Saving the N-version baby out of the bath water


Tweedle Dum and Dee (Image source: Wikipedia Commons)

Revisiting the Knight, Leveson experiments

In the through the looking glass world of high integrity systems, the use of N-version programming is often touted as a means to achieve extremely lower failure rates without extensive V&V, due to the postulated independence of failure in independently developed software. Unfortunately this is hockum, as Knight and Leveson amply demonstrated with their N version experiments, but there may actually be advantages to N versioning, although not quite what the proponents of it originally expected.

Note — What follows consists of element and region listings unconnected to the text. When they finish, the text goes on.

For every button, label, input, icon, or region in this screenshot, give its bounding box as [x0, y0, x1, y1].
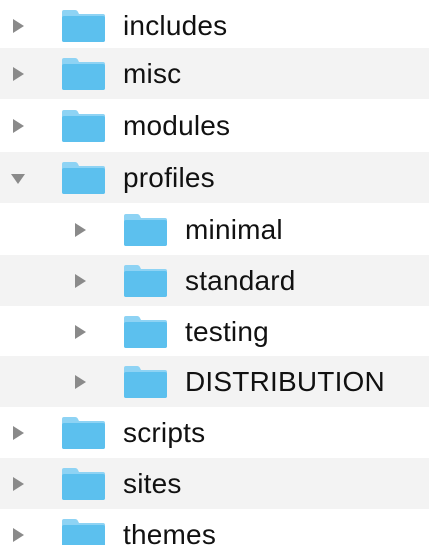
tree-row-standard[interactable]: standard: [0, 255, 429, 306]
disclosure-triangle-down-icon[interactable]: [10, 170, 26, 186]
disclosure-triangle-right-icon[interactable]: [10, 425, 26, 441]
tree-row-modules[interactable]: modules: [0, 100, 429, 151]
tree-item-label: modules: [123, 109, 231, 141]
folder-icon: [122, 315, 169, 349]
disclosure-triangle-right-icon[interactable]: [72, 324, 88, 340]
folder-icon: [60, 9, 107, 43]
tree-row-minimal[interactable]: minimal: [0, 204, 429, 255]
tree-item-label: standard: [185, 264, 296, 296]
disclosure-triangle-right-icon[interactable]: [10, 118, 26, 134]
disclosure-triangle-right-icon[interactable]: [10, 527, 26, 543]
tree-item-label: testing: [185, 315, 269, 347]
tree-row-profiles[interactable]: profiles: [0, 152, 429, 203]
folder-icon: [122, 365, 169, 399]
folder-icon: [60, 161, 107, 195]
tree-row-sites[interactable]: sites: [0, 458, 429, 509]
disclosure-triangle-right-icon[interactable]: [72, 222, 88, 238]
folder-icon: [122, 264, 169, 298]
tree-item-label: DISTRIBUTION: [185, 365, 385, 397]
tree-item-label: includes: [123, 9, 228, 41]
tree-item-label: misc: [123, 57, 182, 89]
folder-icon: [60, 518, 107, 545]
tree-item-label: minimal: [185, 213, 283, 245]
disclosure-triangle-right-icon[interactable]: [10, 476, 26, 492]
disclosure-triangle-right-icon[interactable]: [10, 66, 26, 82]
file-tree: includes misc modules profiles minimal standa…: [0, 0, 429, 545]
tree-item-label: themes: [123, 518, 217, 545]
disclosure-triangle-right-icon[interactable]: [72, 374, 88, 390]
tree-row-testing[interactable]: testing: [0, 306, 429, 357]
folder-icon: [60, 416, 107, 450]
folder-icon: [60, 57, 107, 91]
tree-item-label: profiles: [123, 161, 215, 193]
tree-item-label: sites: [123, 467, 182, 499]
tree-row-distribution[interactable]: DISTRIBUTION: [0, 356, 429, 407]
folder-icon: [60, 109, 107, 143]
tree-row-themes[interactable]: themes: [0, 509, 429, 545]
disclosure-triangle-right-icon[interactable]: [10, 18, 26, 34]
tree-row-scripts[interactable]: scripts: [0, 407, 429, 458]
folder-icon: [60, 467, 107, 501]
tree-item-label: scripts: [123, 416, 206, 448]
disclosure-triangle-right-icon[interactable]: [72, 273, 88, 289]
tree-row-misc[interactable]: misc: [0, 48, 429, 99]
tree-row-includes[interactable]: includes: [0, 0, 429, 51]
folder-icon: [122, 213, 169, 247]
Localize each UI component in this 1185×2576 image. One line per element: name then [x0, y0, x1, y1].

Let’s turn the argument on it’s head for a moment, given that software developed by independent teams does not exhibit independent failures then a software fault in one version will be correlated to a potential fault in another. What the K-L experiments found was that these correlated faults were generally quite obscure and crucially the experiments also found that the end effects and failure rates from version to version differed significantly, as an example one version failed 231 times because of a fault but a second only 37 times due to the same fault.

This means that by running back to back comparison tests software faults in one version can point to common faults in other versions of greater obscurity and vice versa. The lack of independence somewhat ironically holds out the promise of getting to grips with subtle and hard to find faults that would otherwise require an inordinate degree of testing, analysis or use. Work by Hatton and Roberts on the accuracy of n-versioned seismic software has confirmed the utility of feeding back identified faults in one version to improve the accuracy of others.

So yes N-versioning can be useful because such versions do not fail independently, they fail in modes just sufficiently differently that their failure provides us with a tool that we can use to weed out the  obscure common faults from our software.